Peristiwa dahsyat itu membuat Nabi Muhammad shallallâhu ‘alaihi wasallam takut dan cemas sehingga segera menghentikan khalwat-nya dan bergegas pulang ke rumah dengan hati gelisah. Menurut Al-Buthi, hal ini memberi gambaran yang jelas bagi siapa pun yang mau berpikir menggunakan akal sehatnya, bahwa Nabi Muhammad shallallâhu ‘alaihi wasallam tidak pernah mendambakan kerasulan yang kemudian dibebankan atas dirinya untuk disampaikan kepada seluruh manusia. Selain itu juga menunjukkan bahwa fenomena wahyu ini tidak selaras dengan apa pun yang terbayang atau terlintas dalam benaknya. Justru fenomena ini benar-benar sesuatu yang baru dalam hidupnya dan terjadi secara tiba-tiba tanpa pernah diperkirakan. (Al-Buthi, Fiqh Sirah Nabawiyah, halaman  78).
 

Namun di balik kegelisahan yang dirasakan Nabi Muhammad shallallâhu ‘alaihi wasallam, Allah maha kuasa untuk memantapkan hati dan jiwanya sehingga beliau yakin bahwa sosok yang berbicara dengannya adalah Malaikat Jibril ‘alaihissalâm, salah satu malaikat Allah yang datang untuk mengabarkan bahwa dirinya diangkat menjadi utusan Allah bagi umat manusia.

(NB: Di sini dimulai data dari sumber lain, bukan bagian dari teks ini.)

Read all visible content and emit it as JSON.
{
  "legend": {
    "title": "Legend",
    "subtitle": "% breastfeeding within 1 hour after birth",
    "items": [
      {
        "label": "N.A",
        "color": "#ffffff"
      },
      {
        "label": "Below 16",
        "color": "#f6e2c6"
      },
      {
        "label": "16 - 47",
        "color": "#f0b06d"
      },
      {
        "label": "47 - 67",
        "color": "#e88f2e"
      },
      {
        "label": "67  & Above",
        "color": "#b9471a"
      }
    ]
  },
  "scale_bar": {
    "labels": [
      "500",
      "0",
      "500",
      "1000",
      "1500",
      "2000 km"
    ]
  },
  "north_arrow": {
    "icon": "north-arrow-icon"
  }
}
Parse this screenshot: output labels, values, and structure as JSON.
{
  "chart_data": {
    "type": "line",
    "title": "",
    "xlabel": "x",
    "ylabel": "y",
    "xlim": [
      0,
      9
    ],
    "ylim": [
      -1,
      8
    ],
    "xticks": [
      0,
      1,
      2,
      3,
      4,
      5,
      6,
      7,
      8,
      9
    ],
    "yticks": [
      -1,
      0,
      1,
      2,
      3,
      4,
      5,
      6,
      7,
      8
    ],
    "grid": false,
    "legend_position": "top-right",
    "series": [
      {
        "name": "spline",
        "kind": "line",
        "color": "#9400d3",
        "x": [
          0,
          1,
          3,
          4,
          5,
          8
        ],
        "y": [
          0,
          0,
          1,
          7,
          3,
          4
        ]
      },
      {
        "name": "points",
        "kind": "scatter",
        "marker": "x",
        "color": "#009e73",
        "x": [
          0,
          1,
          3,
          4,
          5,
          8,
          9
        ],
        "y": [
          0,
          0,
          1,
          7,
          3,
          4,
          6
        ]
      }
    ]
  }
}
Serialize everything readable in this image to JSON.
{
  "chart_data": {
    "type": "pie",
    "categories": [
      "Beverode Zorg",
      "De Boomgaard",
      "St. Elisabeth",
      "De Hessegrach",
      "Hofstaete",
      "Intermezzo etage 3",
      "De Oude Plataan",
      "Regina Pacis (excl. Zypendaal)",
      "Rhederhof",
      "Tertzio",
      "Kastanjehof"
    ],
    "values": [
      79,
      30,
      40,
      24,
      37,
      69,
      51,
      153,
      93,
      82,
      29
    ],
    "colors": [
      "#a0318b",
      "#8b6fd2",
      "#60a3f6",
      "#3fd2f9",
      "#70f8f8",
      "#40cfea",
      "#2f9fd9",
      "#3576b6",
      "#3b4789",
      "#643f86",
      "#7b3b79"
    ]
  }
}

Hanya saja, kebijaksanaan Ilahi menuntut untuk menampakkan pemisahan total antara kepribadiannya sebelum kenabian dan kepribadiannya setelah kenabian; mengungkapkan tidak satu pun akidah atau syariat Islam yang merupakan hasil perenungannya; dan bahwa sebelumnya tidak pernah terlintas keinginan sedikit pun dari Nabi Muhammad shallallâhu ‘alaihi wasallam untuk menyerukan risalah tersebut kepada umat manusia. Wallâhu a’lam.

 

Sunnatullah, Pengajar di Pesantren Al-Hikmah Darussalam Kokop Bangkalan Jawa Timur.